Avec Jim Broadbent, Lesley Manville, Ruth Sheen, Peter Wight

  

 On a envie de dire du dernier film de Mike Leigh : peu importe les saisons égrenées dans son histoire, qu'elles soient en plus justifiées par le titre. L'attachement du cinéaste à un cadrage foisonnant de gros plans sur ses comédiens ne pourrait qu'en révéler l'aspect artificiel. La profusion des dialogues, moteur de son univers, entraîne un déluge verbal qui annihile l'attention portée à l'extérieur. Verbosité restituée sous forme de répliques fusant comme des balles de ping-pong, mais qui n'empêche pas - au contraire, elle l'exalte - une qualité des comédiens.

 

 Le cynisme grimaçant, tant à l'oeuvre précédemment chez Mike Leigh (Life is sweet), au point de transformer ses personnages en pantin, a connu une période tamisée avec le palmé « Secrets et mensonges », avec son humanisme larmoyant. « Another year » offre une synthèse de ces différents pôles : la causticité radicale dans laquelle étouffait le personnage de David Thewlis dans « Naked » n'a plus court ici.
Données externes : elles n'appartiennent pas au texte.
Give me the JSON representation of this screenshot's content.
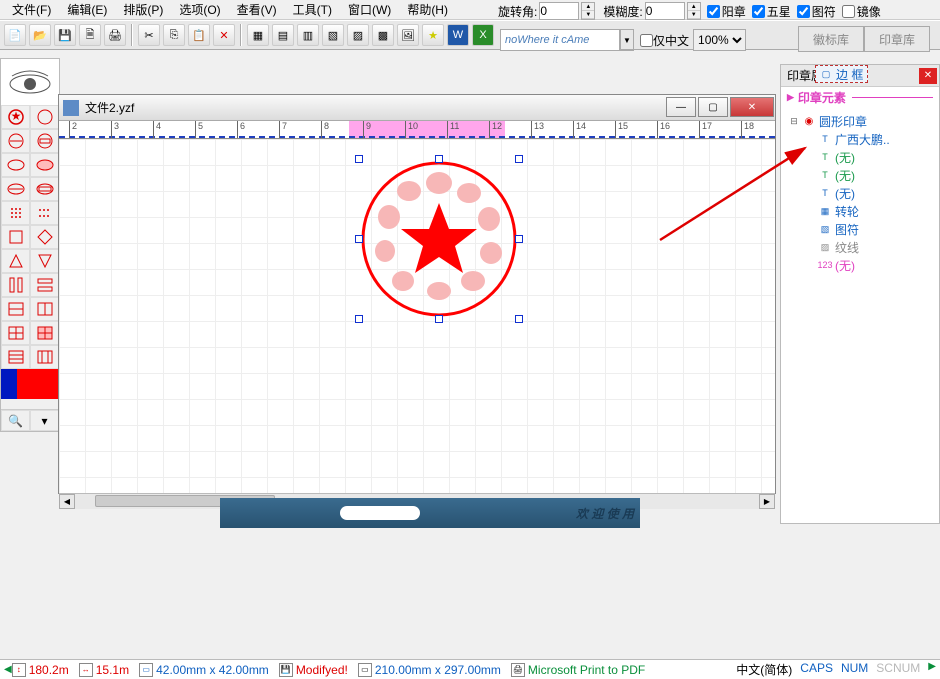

Mais on note un déplacement des  figures du cynisme : celles qui l'incarnent n'adressent plus leurs flèches, comme Thewlis dans « Naked », au monde en général.

 

 C'est au sein d'un cadre resséré, favorisant un espace intime, que se distille ces pointes. La tâche est principalement dévolue au couple Tom et Gerri. Campés dans leur certitude d'être un couple fonctionnant bien, complémentaires dans leur opposition respective, ils contemplent l'agitation de certains de leurs amis comme des entomologistes attachés à l'observation d'insectes. L'humour qui se dégage des saillies tranquilles de Tom, condition de l'accomodation du spectateur à cet univers cynique, n'en comporte pas moins une profonde ambiguïté.

 

 On a beau sentir une grande bienveillance chez ce couple, on a envie de rajouter que c'est la moindre des choses quand on jouit d'un statut social aisé, renforcé par un équilibre dans la répartition des rôles. L'équilibre n'est pas forcément une condition du partage avec l'autre, d'autant plus lorsque les sujets qui se frottent à cela sont particulièrement chargés. L'outrance dans la représentation de certaines figures est habituelle chez Mike Leigh mais ici, confrontés à ces sujets stables que sont Tom et Gerri, elle prend un tour particulièrement frappant. Voir Ken s'imbiber d'alcool chez eux, avec force gros plans, ajoute au grotesque confinant à la caricature.

 

 Mais c'est la peinture de Mary, jouée par Lesley Manville, qui frappe beaucoup. Face à la complémentarité du couple Tom-Gerri, difficile d'imaginer un personnage plus contradictoire, en proie à des conflits insolubles : accepter de vieillir, former un couple, trouver un mode de vie stable. Son corps, paré de vêtements traduisant son désir de rester jeune, est toujours dans un décalage avec celui des autres. Ouverte aux étreintes chaleureuses, Mary se braque quand il s'agit ne serait-ce que de s'asseoir à côté de Ken, dont elle partage pourtant le goût pour l'alcool. Aveugle aux possibilités de liens futurs, mais déployant des postures séductrices au centre desquelles émerge Joe, le fils de Tom et Gerri. 

 

 Ces innombrables déboires relatifs à sa nouvelle voiture prennent une dimension comique digne de figures de cartoon. Dans cette forme d'hystérisation du comportement - en ce que les effets contradictoires contrarient l'assise dans la réalité -, les multiples positions plastiques accentuant l'instabilité de Mary. Mais c'est aussi, de loin, le personnage le plus touchant du film, celui qui nous parle le plus de la difficulté d'accomplissement d'un désir. C'est par elle que s'incarne le sujet le plus typique de l'univers de Mike Leigh : elle nous arrache des rires comme elle nous émeut profondément, notamment dans cette scène finale glaçante, où règne le silence.

 

 Devant ce film à la volubilité traçante, on était loin d'imaginer cette possibilité d'un évidement progressif, inaugurée par la rencontre de Mary avec Ronnie, le frère de Tom, endeuillé de sa femme. Avec ce silence s'installant peu à peu, c'est la promesse que les corps, pour rompre l'agitation relayée par la parole, ont besoin d'un repos salvateur. Promesse d'un horizon s'ouvrant vers d'autres palpitations ; d'autres battements de vie.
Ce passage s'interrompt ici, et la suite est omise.